Next page . . . . Previous page . . . . Speeches . . . . Contents . . . . Debates(HTML) . . . .

Legislative Assembly for the ACT: 1997 Week 8 Hansard (28 August) . . Page.. 2591 ..


MS McRAE (continuing):

Similarly, the incidents the Estimates Committee encountered in, I think, 1995 were disruptive. I do not recall the year; I think it was one of the first Estimates Committee hearings that I chaired. There was a lot of public sector agitation at the time and we had quite noisy and intrusive demonstrations. My questions to the Speaker really had quite a level of sympathy for the type of situation that we can encounter when we do choose to share our proceedings so readily with members of the general public. I think the report that has come out has been sympathetic to those concerns and has quite sensitively dealt with the issues before us.

What I would like to do today, and I hope that it is picked up next year - next year will be the tenth year that this Assembly has been in existence - is propose that now we start thinking about beginning a project next year in which we could begin to write our own set of practices. I know we are inextricably linked to the Westminster system and I know I have said many a time that I think that is very important and that parliaments will always rely on House of Representatives Practice and the further sets of practices from, essentially, the House of Commons. Our link through the standing orders to the House of Commons is a very direct one. If one looks at the standing orders, they come directly from our oldest parliament.

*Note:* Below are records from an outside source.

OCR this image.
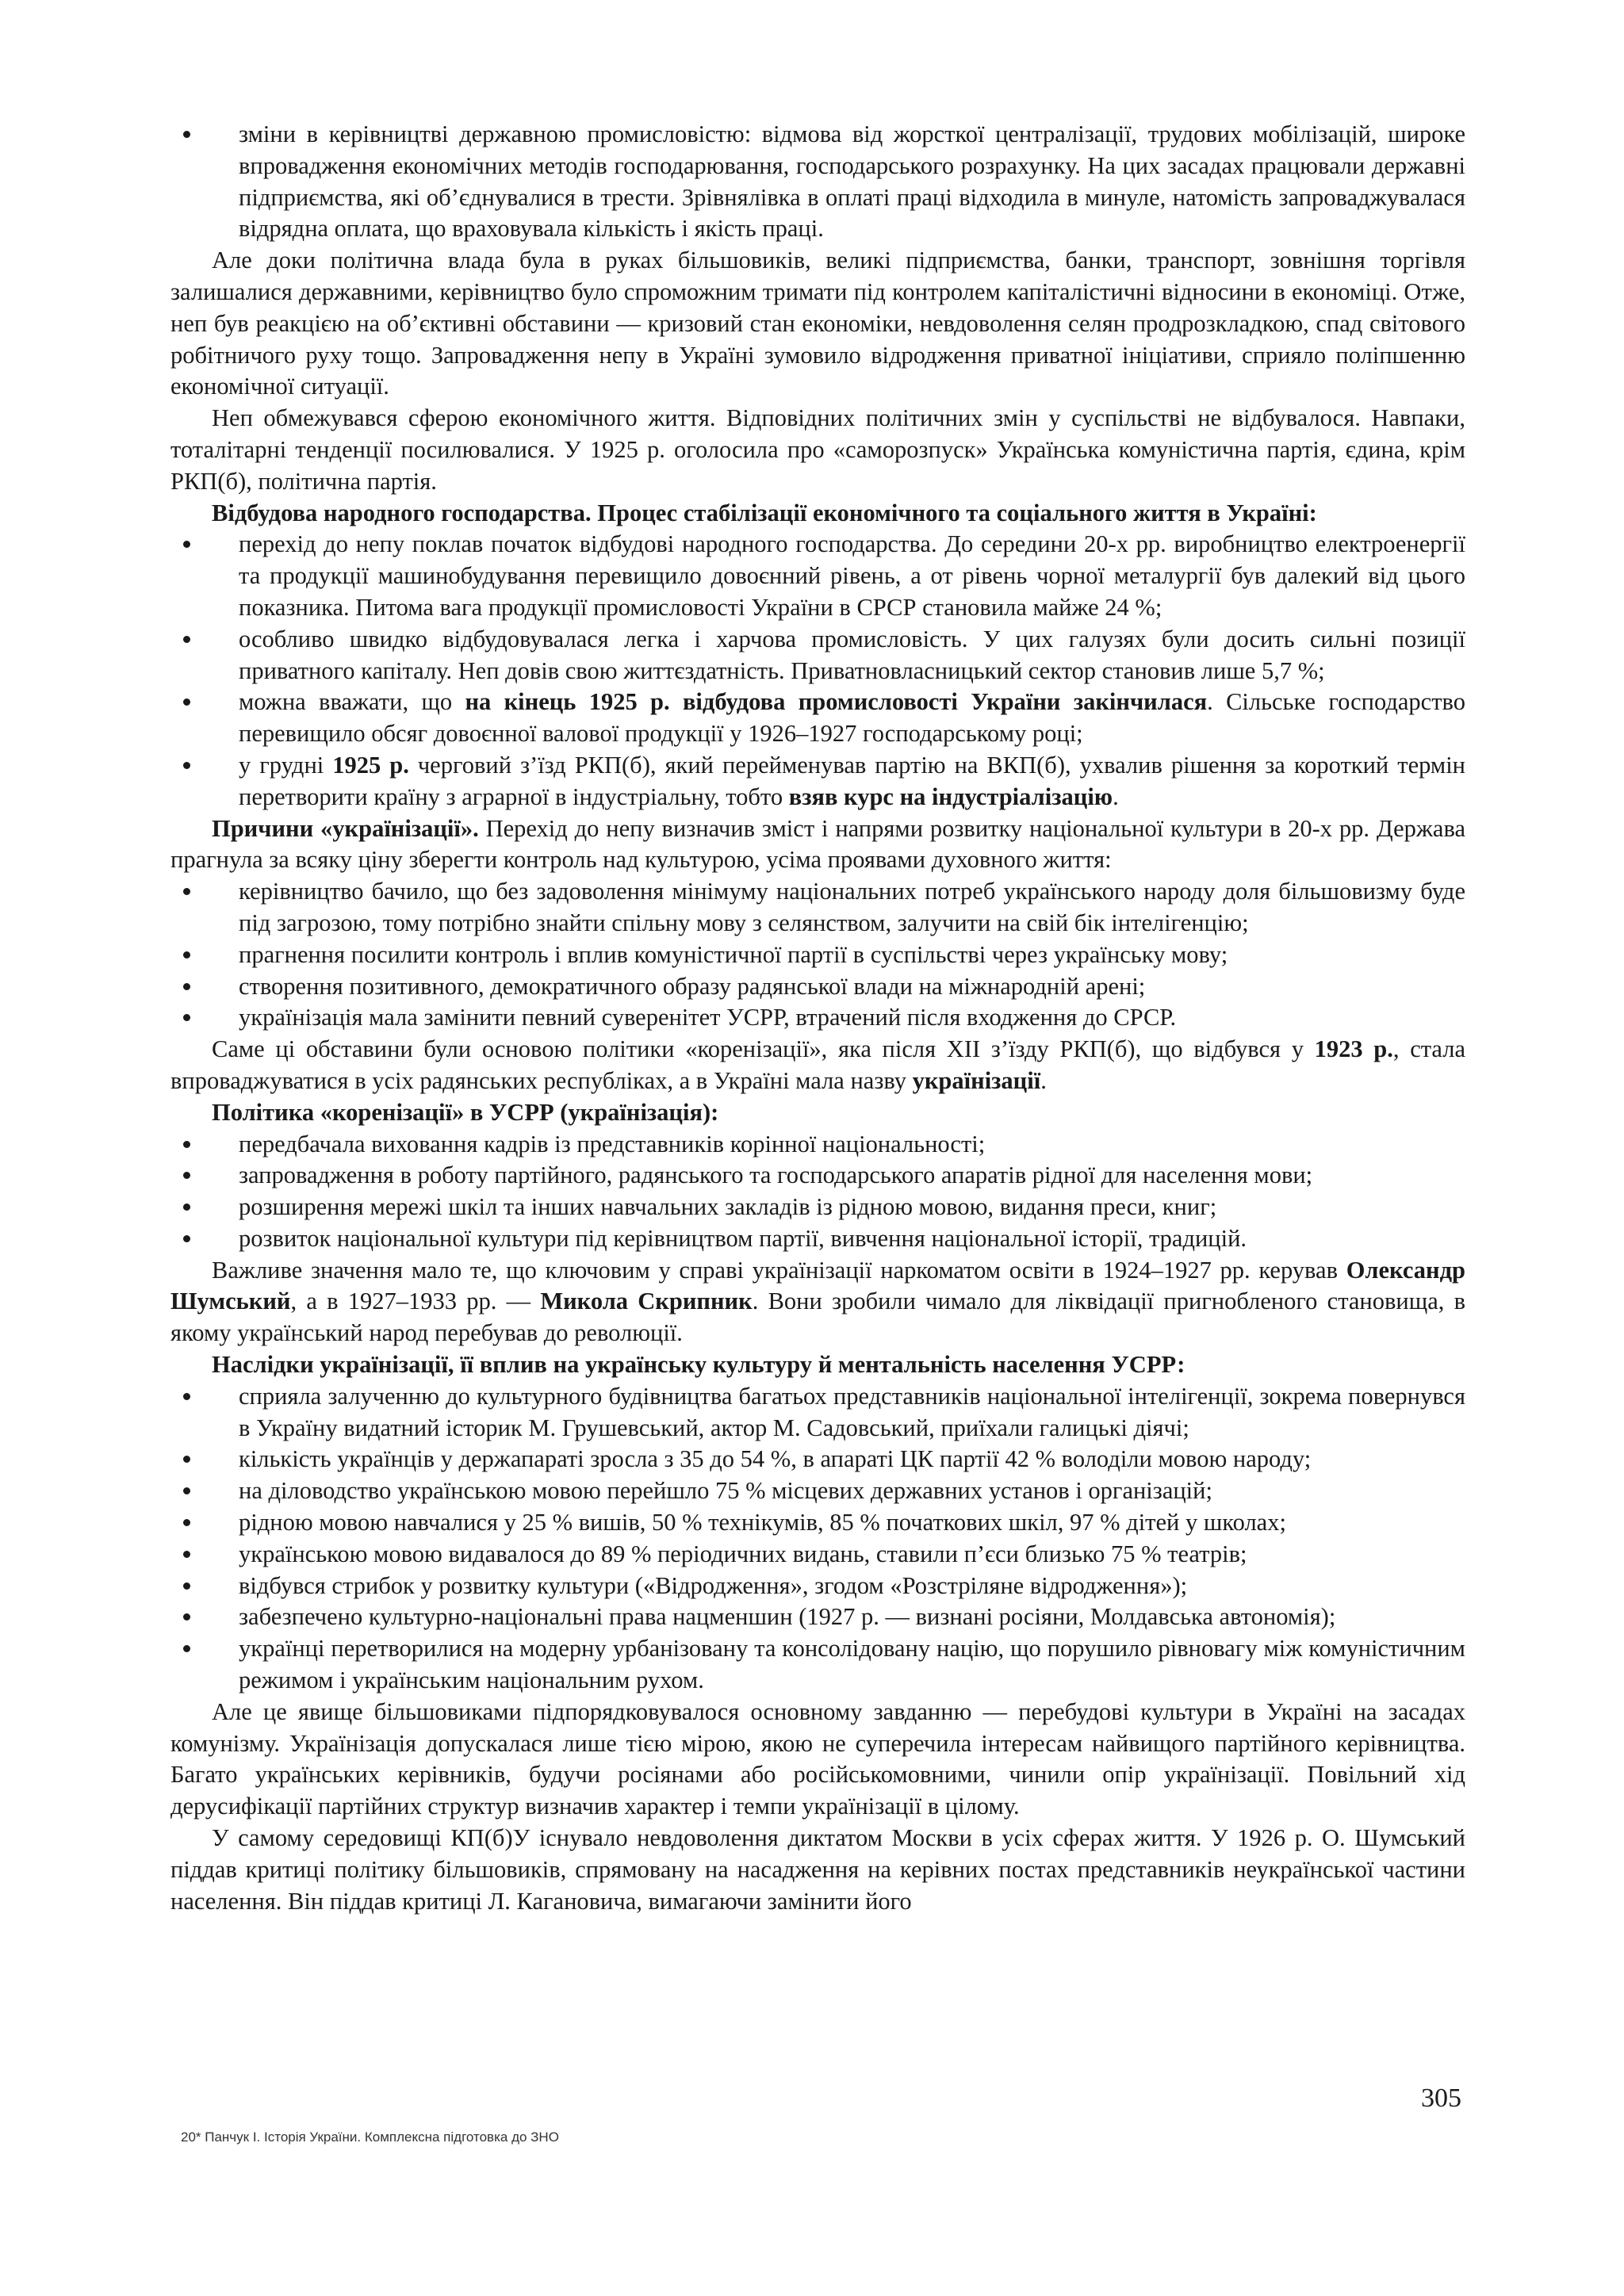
зміни в керівництві державною промисловістю: відмова від жорсткої централізації, трудових мобілізацій, широке впровадження економічних методів господарювання, господарського розрахунку. На цих засадах працювали державні підприємства, які об’єднувалися в трести. Зрівнялівка в оплаті праці відходила в минуле, натомість запроваджувалася відрядна оплата, що враховувала кількість і якість праці.

Але доки політична влада була в руках більшовиків, великі підприємства, банки, транспорт, зовнішня торгівля залишалися державними, керівництво було спроможним тримати під контролем капіталістичні відносини в економіці. Отже, неп був реакцією на об’єктивні обставини — кризовий стан економіки, невдоволення селян продрозкладкою, спад світового робітничого руху тощо. Запровадження непу в Україні зумовило відродження приватної ініціативи, сприяло поліпшенню економічної ситуації.

Неп обмежувався сферою економічного життя. Відповідних політичних змін у суспільстві не відбувалося. Навпаки, тоталітарні тенденції посилювалися. У 1925 р. оголосила про «саморозпуск» Українська комуністична партія, єдина, крім РКП(б), політична партія.

Відбудова народного господарства. Процес стабілізації економічного та соціального життя в Україні:

перехід до непу поклав початок відбудові народного господарства. До середини 20-х рр. виробництво електроенергії та продукції машинобудування перевищило довоєнний рівень, а от рівень чорної металургії був далекий від цього показника. Питома вага продукції промисловості України в СРСР становила майже 24 %;
особливо швидко відбудовувалася легка і харчова промисловість. У цих галузях були досить сильні позиції приватного капіталу. Неп довів свою життєздатність. Приватновласницький сектор становив лише 5,7 %;
можна вважати, що на кінець 1925 р. відбудова промисловості України закінчилася. Сільське господарство перевищило обсяг довоєнної валової продукції у 1926–1927 господарському році;
у грудні 1925 р. черговий з’їзд РКП(б), який перейменував партію на ВКП(б), ухвалив рішення за короткий термін перетворити країну з аграрної в індустріальну, тобто взяв курс на індустріалізацію.

Причини «українізації». Перехід до непу визначив зміст і напрями розвитку національної культури в 20-х рр. Держава прагнула за всяку ціну зберегти контроль над культурою, усіма проявами духовного життя:

керівництво бачило, що без задоволення мінімуму національних потреб українського народу доля більшовизму буде під загрозою, тому потрібно знайти спільну мову з селянством, залучити на свій бік інтелігенцію;
прагнення посилити контроль і вплив комуністичної партії в суспільстві через українську мову;
створення позитивного, демократичного образу радянської влади на міжнародній арені;
українізація мала замінити певний суверенітет УСРР, втрачений після входження до СРСР.

Саме ці обставини були основою політики «коренізації», яка після XII з’їзду РКП(б), що відбувся у 1923 р., стала впроваджуватися в усіх радянських республіках, а в Україні мала назву українізації.

Політика «коренізації» в УСРР (українізація):

передбачала виховання кадрів із представників корінної національності;
запровадження в роботу партійного, радянського та господарського апаратів рідної для населення мови;
розширення мережі шкіл та інших навчальних закладів із рідною мовою, видання преси, книг;
розвиток національної культури під керівництвом партії, вивчення національної історії, традицій.

Важливе значення мало те, що ключовим у справі українізації наркоматом освіти в 1924–1927 рр. керував Олександр Шумський, а в 1927–1933 рр. — Микола Скрипник. Вони зробили чимало для ліквідації пригнобленого становища, в якому український народ перебував до революції.

Наслідки українізації, її вплив на українську культуру й ментальність населення УСРР:

сприяла залученню до культурного будівництва багатьох представників національної інтелігенції, зокрема повернувся в Україну видатний історик М. Грушевський, актор М. Садовський, приїхали галицькі діячі;
кількість українців у держапараті зросла з 35 до 54 %, в апараті ЦК партії 42 % володіли мовою народу;
на діловодство українською мовою перейшло 75 % місцевих державних установ і організацій;
рідною мовою навчалися у 25 % вишів, 50 % технікумів, 85 % початкових шкіл, 97 % дітей у школах;
українською мовою видавалося до 89 % періодичних видань, ставили п’єси близько 75 % театрів;
відбувся стрибок у розвитку культури («Відродження», згодом «Розстріляне відродження»);
забезпечено культурно-національні права нацменшин (1927 р. — визнані росіяни, Молдавська автономія);
українці перетворилися на модерну урбанізовану та консолідовану націю, що порушило рівновагу між комуністичним режимом і українським національним рухом.

Але це явище більшовиками підпорядковувалося основному завданню — перебудові культури в Україні на засадах комунізму. Українізація допускалася лише тією мірою, якою не суперечила інтересам найвищого партійного керівництва. Багато українських керівників, будучи росіянами або російськомовними, чинили опір українізації. Повільний хід дерусифікації партійних структур визначив характер і темпи українізації в цілому.

У самому середовищі КП(б)У існувало невдоволення диктатом Москви в усіх сферах життя. У 1926 р. О. Шумський піддав критиці політику більшовиків, спрямовану на насадження на керівних постах представників неукраїнської частини населення. Він піддав критиці Л. Кагановича, вимагаючи замінити його

305
20* Панчук І. Історія України. Комплексна підготовка до ЗНО
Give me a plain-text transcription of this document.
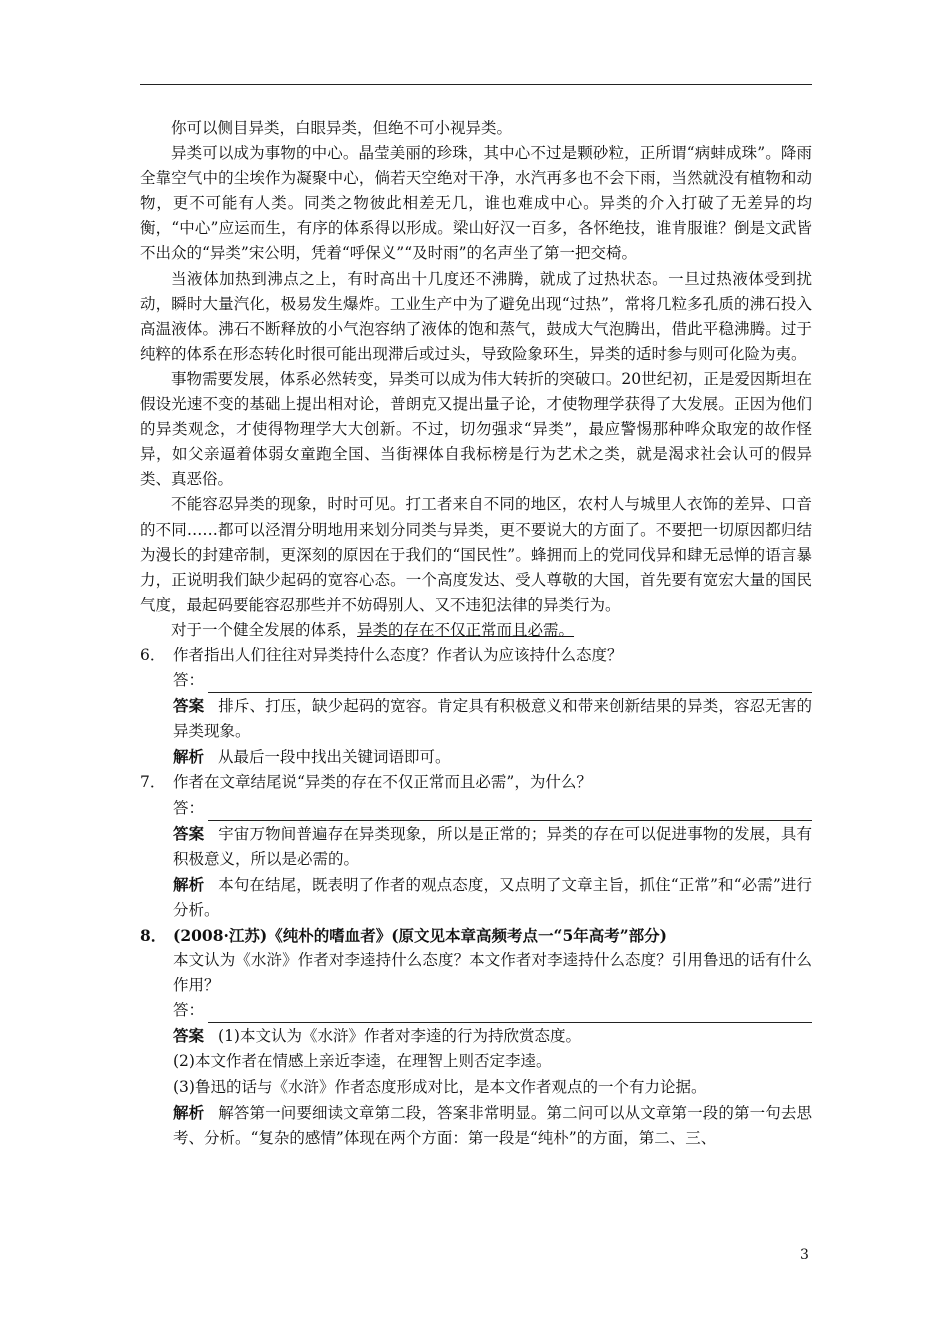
你可以侧目异类，白眼异类，但绝不可小视异类。

异类可以成为事物的中心。晶莹美丽的珍珠，其中心不过是颗砂粒，正所谓“病蚌成珠”。降雨全靠空气中的尘埃作为凝聚中心，倘若天空绝对干净，水汽再多也不会下雨，当然就没有植物和动物，更不可能有人类。同类之物彼此相差无几，谁也难成中心。异类的介入打破了无差异的均衡，“中心”应运而生，有序的体系得以形成。梁山好汉一百多，各怀绝技，谁肯服谁？倒是文武皆不出众的“异类”宋公明，凭着“呼保义”“及时雨”的名声坐了第一把交椅。

当液体加热到沸点之上，有时高出十几度还不沸腾，就成了过热状态。一旦过热液体受到扰动，瞬时大量汽化，极易发生爆炸。工业生产中为了避免出现“过热”，常将几粒多孔质的沸石投入高温液体。沸石不断释放的小气泡容纳了液体的饱和蒸气，鼓成大气泡腾出，借此平稳沸腾。过于纯粹的体系在形态转化时很可能出现滞后或过头，导致险象环生，异类的适时参与则可化险为夷。

事物需要发展，体系必然转变，异类可以成为伟大转折的突破口。20世纪初，正是爱因斯坦在假设光速不变的基础上提出相对论，普朗克又提出量子论，才使物理学获得了大发展。正因为他们的异类观念，才使得物理学大大创新。不过，切勿强求“异类”，最应警惕那种哗众取宠的故作怪异，如父亲逼着体弱女童跑全国、当街裸体自我标榜是行为艺术之类，就是渴求社会认可的假异类、真恶俗。

不能容忍异类的现象，时时可见。打工者来自不同的地区，农村人与城里人衣饰的差异、口音的不同……都可以泾渭分明地用来划分同类与异类，更不要说大的方面了。不要把一切原因都归结为漫长的封建帝制，更深刻的原因在于我们的“国民性”。蜂拥而上的党同伐异和肆无忌惮的语言暴力，正说明我们缺少起码的宽容心态。一个高度发达、受人尊敬的大国，首先要有宽宏大量的国民气度，最起码要能容忍那些并不妨碍别人、又不违犯法律的异类行为。

对于一个健全发展的体系，异类的存在不仅正常而且必需。

6． 作者指出人们往往对异类持什么态度？作者认为应该持什么态度？

答：

答案 排斥、打压，缺少起码的宽容。肯定具有积极意义和带来创新结果的异类，容忍无害的异类现象。

解析 从最后一段中找出关键词语即可。

7． 作者在文章结尾说“异类的存在不仅正常而且必需”，为什么？

答：

答案 宇宙万物间普遍存在异类现象，所以是正常的；异类的存在可以促进事物的发展，具有积极意义，所以是必需的。

解析 本句在结尾，既表明了作者的观点态度，又点明了文章主旨，抓住“正常”和“必需”进行分析。

8． (2008·江苏)《纯朴的嗜血者》(原文见本章高频考点一“5年高考”部分)

本文认为《水浒》作者对李逵持什么态度？本文作者对李逵持什么态度？引用鲁迅的话有什么作用？

答：

答案 (1)本文认为《水浒》作者对李逵的行为持欣赏态度。

(2)本文作者在情感上亲近李逵，在理智上则否定李逵。

(3)鲁迅的话与《水浒》作者态度形成对比，是本文作者观点的一个有力论据。

解析 解答第一问要细读文章第二段，答案非常明显。第二问可以从文章第一段的第一句去思考、分析。“复杂的感情”体现在两个方面：第一段是“纯朴”的方面，第二、三、

3
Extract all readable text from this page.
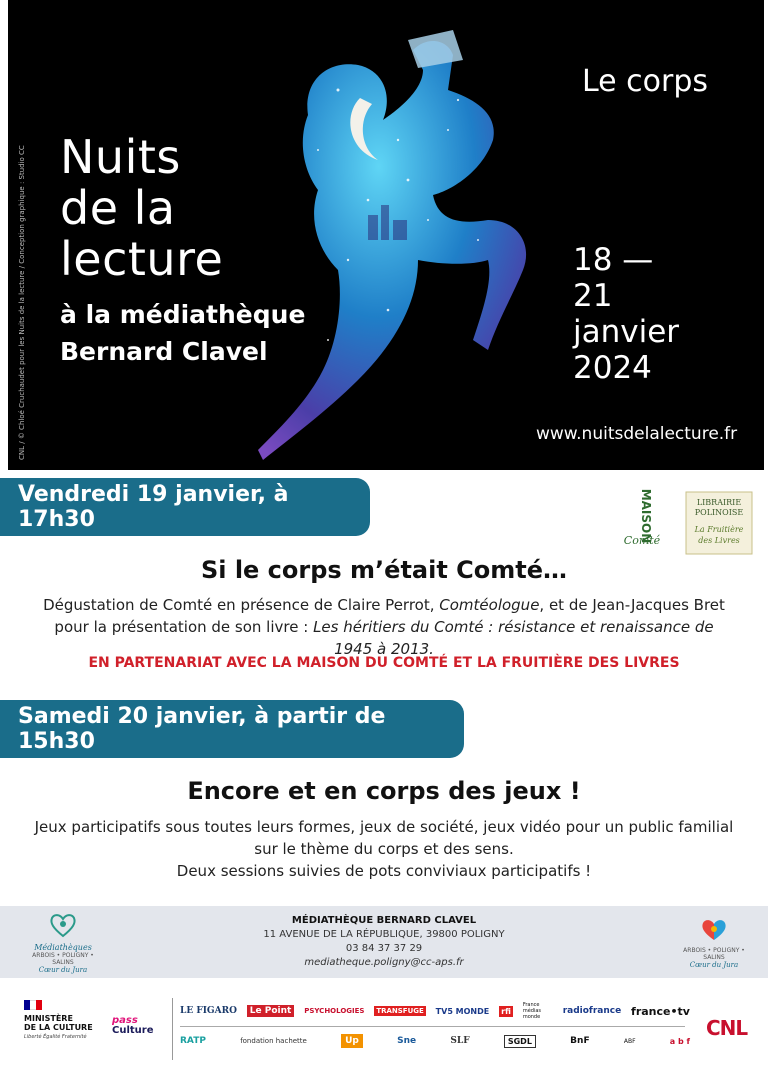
CNL / © Chloé Cruchaudet pour les Nuits de la lecture / Conception graphique : Studio CC Nuits
de la
lecture
à la médiathèque
Bernard Clavel
Le corps
18 —
21
janvier
2024
www.nuitsdelalecture.fr
Vendredi 19 janvier, à 17h30	MAISON
Comté
LIBRAIRIE
POLINOISE
La Fruitière
des Livres
Si le corps m’était Comté…
Dégustation de Comté en présence de Claire Perrot, Comtéologue, et de Jean-Jacques Bret pour la présentation de son livre : Les héritiers du Comté : résistance et renaissance de 1945 à 2013.
EN PARTENARIAT AVEC LA MAISON DU COMTÉ ET LA FRUITIÈRE DES LIVRES
Samedi 20 janvier, à partir de 15h30
Encore et en corps des jeux !
Jeux participatifs sous toutes leurs formes, jeux de société, jeux vidéo pour un public familial
sur le thème du corps et des sens.
Deux sessions suivies de pots conviviaux participatifs !
Médiathèques
ARBOIS • POLIGNY • SALINS
Cœur du Jura
MÉDIATHÈQUE BERNARD CLAVEL
11 AVENUE DE LA RÉPUBLIQUE, 39800 POLIGNY
03 84 37 37 29
mediatheque.poligny@cc-aps.fr
ARBOIS • POLIGNY • SALINS
Cœur du Jura
MINISTÈRE
DE LA CULTURE
Liberté Égalité Fraternité
pass
Culture
LE FIGARO	Le Point	PSYCHOLOGIES TRANSFUGE TV5 MONDE rfi
France médias monde
radiofrance france•tv
RATP	fondation hachette	Up	Sne	SLF	SGDL	BnF	ABF	a b f
CNL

But our practices are very different, our experience is very different; and we are one of the few parliaments throughout the world that are going to be, I believe, consistently minority government parliaments. As such, a lot of the things that happen are very different; a lot of the customs and practices that we have evolved already over the last nine years are profoundly different from the way other parliaments work. Of course, this is an example of how we have had to resolve our own issues - by referring back to other practices, looking at what other parliaments do, but coming up with our own solutions for our own building, our own Government, our own Assembly and our own workings.

I think this is the beginning of what should be a more thorough job. It will eventually be done, I suppose, in conjunction with the legislation on the precincts. We need to put that together. Perhaps we ought to start to consider getting the Secretariat busy on a special project and see whether we can start to develop our own set of customs and practices, beliefs, understandings and expectations from our own Assembly, so that we do not revert every time to something which is useful in terms of historical precedent and in terms of interpretation of the Westminster system but is not exactly always practical in an Assembly of 17 which deals with the public that is just there, which has very open committee work, which has a very open building, which has Assembly offices that are electorate offices, which has Assembly offices that are Executive offices as well.

This Assembly deals with all of that in a way that very few other parliaments in the Commonwealth or anywhere in the world do. I hope this is a springboard, and if I am lucky enough to be elected next year I will come back to the issue and perhaps start some sort of activity, perhaps through the Administration and Procedure Committee or through a special project, by which we start to draw on our own experiences and start to define our own interpretation of what an Assembly and a parliament means for the people of the ACT.